Wir stiegen mit ihm die Wendeltreppe hoch.
Mike hatte inzwischen auch den Tresor geöffnet und war damit beschäftigt, die Sendeanlage zu zerlegen.
Ich hielt es für richtig, noch einige unserer Kollegen hinzuzuziehen, denn nach den bisherigen Funden mußte das Stadthaus bis zum letzten Winkel durchsucht werden.
Phil telefonierte deswegen mit dem Chef.
Als er den Hörer auf legte, grinste er zufrieden. »Steve wird in einer halben Stunde hier sein. Langt’s noch?«
Ich blickte auf die Uhr. »Ich glaube nicht, daß sie vor Mitternacht etwas unternehmen«, sagte ich. »Aber je früher wir von hier loskommen, desto besser ist es.«
Denn wir hatten in dieser Nacht noch einiges vor.
***
Die Tische waren hufeisenförmig angeordnet und mit schwarzem Filz abgedeckt. An den fensterlosen Wänden hingen schwarze Tücher. Es war eine unheimliche Atmosphäre. Und obwohl Oakland diese Geheimsitzungen der obersten Bosse kannte, überlief ihn ein Frösteln, als er von einem herkulisch gebauten Neger vor das Tribunal geführt wurde.
Elf Männer saßen um die Tische herum. Ein Platz war frei. Es war der Stuhl, auf dem sonst Oakland zu sitzen pflegte. Denn auch er gehörte dem obersten Rat an.
Jetzt mußte er stehen. Elf Augenpaare durchbohrten ihn. Keiner sprach. Auch als der Neger den Raum schon mehrere Minuten verlassen hatte, wurde noch kein Wort gesprochen.
Die Bosse wußten, wie man einen Mann gar kocht.
Auf Oaklands Stirn bildeten sich feine Schweißtropfen. Immer wieder versuchte er sich einzureden, daß eigentlich nichts schiefgehen konnte. Vielleicht wurde er mit einer hohen Geldstrafe belegt oder in einen niederen Rang versetzt. Das war aber auch alles, was er für sich befürchtete.

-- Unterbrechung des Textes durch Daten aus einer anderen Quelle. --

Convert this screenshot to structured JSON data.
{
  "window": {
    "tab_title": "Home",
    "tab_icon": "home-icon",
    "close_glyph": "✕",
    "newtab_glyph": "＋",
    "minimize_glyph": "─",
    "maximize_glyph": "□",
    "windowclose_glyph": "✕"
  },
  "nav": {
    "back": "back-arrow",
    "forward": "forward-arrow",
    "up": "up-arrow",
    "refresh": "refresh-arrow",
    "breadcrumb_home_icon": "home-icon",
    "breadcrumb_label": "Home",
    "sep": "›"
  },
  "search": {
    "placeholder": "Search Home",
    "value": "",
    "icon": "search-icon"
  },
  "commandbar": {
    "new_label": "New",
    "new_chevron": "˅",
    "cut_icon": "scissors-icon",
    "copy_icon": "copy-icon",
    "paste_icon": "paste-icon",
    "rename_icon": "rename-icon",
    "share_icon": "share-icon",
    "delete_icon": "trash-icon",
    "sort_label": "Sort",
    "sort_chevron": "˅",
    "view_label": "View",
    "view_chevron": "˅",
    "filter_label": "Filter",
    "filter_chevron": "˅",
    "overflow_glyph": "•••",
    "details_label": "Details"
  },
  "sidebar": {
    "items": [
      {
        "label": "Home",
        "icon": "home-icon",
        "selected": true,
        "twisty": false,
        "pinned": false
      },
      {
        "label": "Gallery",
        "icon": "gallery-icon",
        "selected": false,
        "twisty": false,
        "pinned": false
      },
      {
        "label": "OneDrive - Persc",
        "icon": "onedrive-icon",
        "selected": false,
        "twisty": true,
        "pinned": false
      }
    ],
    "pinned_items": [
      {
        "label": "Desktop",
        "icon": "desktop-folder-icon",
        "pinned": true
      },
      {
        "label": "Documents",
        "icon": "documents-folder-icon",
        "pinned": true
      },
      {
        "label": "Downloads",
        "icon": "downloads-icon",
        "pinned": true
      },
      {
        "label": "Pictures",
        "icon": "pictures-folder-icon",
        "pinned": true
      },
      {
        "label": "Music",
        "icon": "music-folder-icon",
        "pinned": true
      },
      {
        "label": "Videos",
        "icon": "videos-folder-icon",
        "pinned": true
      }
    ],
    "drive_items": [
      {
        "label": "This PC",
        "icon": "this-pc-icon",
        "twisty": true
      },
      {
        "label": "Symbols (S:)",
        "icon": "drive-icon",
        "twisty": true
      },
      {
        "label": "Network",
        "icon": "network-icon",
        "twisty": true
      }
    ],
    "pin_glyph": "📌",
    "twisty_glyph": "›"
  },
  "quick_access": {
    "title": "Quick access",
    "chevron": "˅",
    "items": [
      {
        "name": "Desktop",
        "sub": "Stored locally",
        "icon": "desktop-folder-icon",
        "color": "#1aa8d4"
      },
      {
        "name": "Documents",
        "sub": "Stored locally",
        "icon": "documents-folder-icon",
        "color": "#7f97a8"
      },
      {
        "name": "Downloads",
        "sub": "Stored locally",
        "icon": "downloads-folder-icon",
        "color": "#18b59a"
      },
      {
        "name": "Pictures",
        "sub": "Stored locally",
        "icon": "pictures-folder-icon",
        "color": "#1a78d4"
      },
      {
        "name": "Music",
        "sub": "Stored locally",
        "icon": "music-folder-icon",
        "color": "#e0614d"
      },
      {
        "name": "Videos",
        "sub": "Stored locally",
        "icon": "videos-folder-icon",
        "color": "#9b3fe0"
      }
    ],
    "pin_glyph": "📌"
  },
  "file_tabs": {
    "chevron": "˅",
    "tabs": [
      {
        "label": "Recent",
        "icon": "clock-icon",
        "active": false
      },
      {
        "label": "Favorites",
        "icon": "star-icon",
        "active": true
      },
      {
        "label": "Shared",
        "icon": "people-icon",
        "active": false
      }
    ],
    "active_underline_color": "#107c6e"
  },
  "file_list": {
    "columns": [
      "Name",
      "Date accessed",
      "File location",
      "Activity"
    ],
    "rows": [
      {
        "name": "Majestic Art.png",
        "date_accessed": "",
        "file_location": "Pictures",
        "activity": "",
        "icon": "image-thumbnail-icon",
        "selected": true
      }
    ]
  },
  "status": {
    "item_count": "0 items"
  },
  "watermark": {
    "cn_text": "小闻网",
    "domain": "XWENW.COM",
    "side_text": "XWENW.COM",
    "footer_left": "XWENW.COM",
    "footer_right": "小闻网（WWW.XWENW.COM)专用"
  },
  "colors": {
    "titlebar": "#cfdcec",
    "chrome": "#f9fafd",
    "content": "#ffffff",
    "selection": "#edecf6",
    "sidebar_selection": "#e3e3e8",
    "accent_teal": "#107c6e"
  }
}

Torfino würde ihnen bestätigen, daß die Kisten mit den falschen Banknoten vorhanden waren, daß sie mit in die Luft gesprengt werden mußten, weil es einfach keine Möglichkeit für den Abtransport gab.
Timothy Oakland, Kentucky, stand vor seinen Richtern. Und nun wurde zum erstenmal deutlich, was Tok bedeutete. Es waren die Anfangsbuchstaben seines Namens und der Anfangsbuchstabe des Staates, in dem er seine Karriere innerhalb des Syndikats begonnen hatte.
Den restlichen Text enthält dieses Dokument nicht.